01/09/2008
Administration centrale

Le nouveau meccano de la Chancellerie

Le ministère de la Justice - scicom

Menée tambour battant, la réforme de la carte judiciaire a occulté la réorganisation de l’administration centrale du ministère de la Justice. Effective à partir du 1er septembre, celle-ci se fait à effectif constant, puisque le ministère échappe pour l’instant à l’objectif de non-remplacement d’un fonctionnaire sur deux. Un soulagement pour les syndicats.


La réforme de la carte judiciaire, ce n’est pas tout. En plus des fermetures de tribunaux qui agitent le monde judiciaire, la Chancellerie s’attelle à modifier l’organisation de ses services place Vendôme.

Un secrétariat général “rénové”

Principale modification attendue, la Direction de l’administration générale et de l’équipement (DAGE) va disparaître en tant que telle. Son directeur, nommé en mai dernier, n’y aura fait qu’un bref passage avant de rejoindre, en tant qu’adjoint, le nouveau secrétaire général. Ses missions seront scindées en plusieurs départements qui resteront dans le giron du secrétariat général. Un département s’occupera plus spécifiquement du budget et des moyens, un autre d’action sociale et de ressources humaines, à travers le service de l’administration centrale. Les cinq autres directions opérationnelles : services judiciaires, affaires civiles, affaires criminelles, pénitentiaire et protection judiciaire de la jeunesse sont maintenues. L’organigramme n’est pas fondamentalement bouleversé. La réforme concerne essentiellement le secrétariat général. Un secrétariat “rénové”, comme le souhaitait la ministre. Et qui différencie plus nettement les missions transversales, dites support, des missions classiques de gestion des personnels. Une initiative saluée par Josette Dabel-Clérin de la CFDT, mais qui tempère son enthousiasme. “Dans le même temps, le ministère a éclaté le service de la communication, le Sicom, en plusieurs cellules réparties sur chacune des directions”, relève la syndicaliste. Ce qui suscite l’inquiétude chez la dizaine d’ex-Sicom, qui n’ont pas été réaffectés, mais qui devraient rejoindre un pôle “presse” auprès du nouveau porte-parole, Guillaume Didier. Ce dernier souligne tout l’intérêt d’avoir plusieurs points d’entrée pour gérer la communication. “Les magistrats doivent communiquer plus, y compris sur les affaires en cours”, souligne-t-il. Le nouveau service de com’ permettra une meilleure coordination de l’ensemble.

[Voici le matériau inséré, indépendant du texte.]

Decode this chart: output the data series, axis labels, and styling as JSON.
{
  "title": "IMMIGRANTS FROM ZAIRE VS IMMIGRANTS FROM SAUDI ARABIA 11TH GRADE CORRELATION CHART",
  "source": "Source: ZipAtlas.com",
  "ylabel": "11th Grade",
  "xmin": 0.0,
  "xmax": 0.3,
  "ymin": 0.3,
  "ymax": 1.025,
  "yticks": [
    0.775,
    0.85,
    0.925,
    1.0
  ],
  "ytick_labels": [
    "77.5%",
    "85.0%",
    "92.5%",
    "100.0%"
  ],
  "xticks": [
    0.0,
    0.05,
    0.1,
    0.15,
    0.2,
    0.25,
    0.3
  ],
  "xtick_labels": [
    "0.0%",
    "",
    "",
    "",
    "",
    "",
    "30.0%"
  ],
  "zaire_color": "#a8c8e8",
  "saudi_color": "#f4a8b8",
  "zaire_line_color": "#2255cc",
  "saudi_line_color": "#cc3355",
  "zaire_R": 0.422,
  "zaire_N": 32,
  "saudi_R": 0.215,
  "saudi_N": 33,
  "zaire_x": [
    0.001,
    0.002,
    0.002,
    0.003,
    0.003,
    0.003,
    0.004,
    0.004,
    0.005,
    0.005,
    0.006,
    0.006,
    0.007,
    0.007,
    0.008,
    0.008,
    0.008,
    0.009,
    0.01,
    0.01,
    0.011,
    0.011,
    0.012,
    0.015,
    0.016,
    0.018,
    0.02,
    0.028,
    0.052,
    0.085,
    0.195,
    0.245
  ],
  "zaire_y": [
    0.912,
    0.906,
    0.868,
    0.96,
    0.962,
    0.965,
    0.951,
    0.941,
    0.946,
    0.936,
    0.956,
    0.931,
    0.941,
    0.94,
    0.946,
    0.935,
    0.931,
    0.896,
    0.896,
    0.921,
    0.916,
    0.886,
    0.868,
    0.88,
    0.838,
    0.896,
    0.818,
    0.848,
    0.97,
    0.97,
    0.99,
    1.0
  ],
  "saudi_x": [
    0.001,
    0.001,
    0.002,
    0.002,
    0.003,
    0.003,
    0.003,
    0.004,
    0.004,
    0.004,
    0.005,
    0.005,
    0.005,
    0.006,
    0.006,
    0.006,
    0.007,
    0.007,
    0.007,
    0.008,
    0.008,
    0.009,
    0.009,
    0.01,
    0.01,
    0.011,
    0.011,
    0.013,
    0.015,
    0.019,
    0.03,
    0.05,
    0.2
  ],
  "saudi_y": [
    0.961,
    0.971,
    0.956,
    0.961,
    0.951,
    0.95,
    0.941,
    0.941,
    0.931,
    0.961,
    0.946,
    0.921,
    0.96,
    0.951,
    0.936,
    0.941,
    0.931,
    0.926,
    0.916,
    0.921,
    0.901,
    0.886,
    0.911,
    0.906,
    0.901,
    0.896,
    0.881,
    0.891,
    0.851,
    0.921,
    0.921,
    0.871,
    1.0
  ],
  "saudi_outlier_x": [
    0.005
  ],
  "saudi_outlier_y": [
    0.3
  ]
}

Fusion et menaces sur les corps

Autre regret pour la CFDT, le ministère n’est pas aller au bout de sa logique transversale en ce qui concerne la gestion des personnels. Au lieu d’avoir une direction unique chargée de la gestion des agents, chacune des directions conserve son propre service dédié. Peut-être pour tenir compte des particularités des métiers au sein de la Chancellerie ? Un magistrat ne se gère pas comme un éducateur spécialisé, ni comme un agent de la pénitentiaire. Cela n’a toutefois pas empêché le ministère de lancer des fusions de corps, essentiellement d’agents administratifs. En effet, en avril 2007, le ministère a procédé à la fusion des différents corps d’adjoints techniques et de ceux des personnels administratifs de catégorie C, puis à la fusion de ses trois corps d’attachés, avant de faire de même avec les secrétaires administratifs de catégorie B relevant du ministère de la Justice et de la grande chancellerie de la Légion d’honneur. Mais ce qui inquiète par-dessus tout les représentants FO, c’est l’arrivée de personnels administratifs, les secrétaires administratifs, au sein de la Chancellerie au 1er janvier 2009. “On n’avait pas forcément besoin de ce nouveau corps dès lors que les agents de catégorie C occupent déjà ce type de postes”, se plaint Jean-Claude Le Boursicaud du syndicat FAGE-FO, lequel y voit le signe d’une extension de la gestion interministérielle des emplois publics. Avec un risque pour un corps déjà existant : les greffiers. “Qui dit que le corps, dit atypique, qui concerne les greffiers des services judiciaires ne va pas disparaître ?” s’interroge le syndicaliste. Un métier aux particularités telles qu’il justifiait bien dix-huit mois de formation à l’école des greffes. Bien loin des trois mois prévus pour les nouveaux personnels aux compétences plus “généralistes”.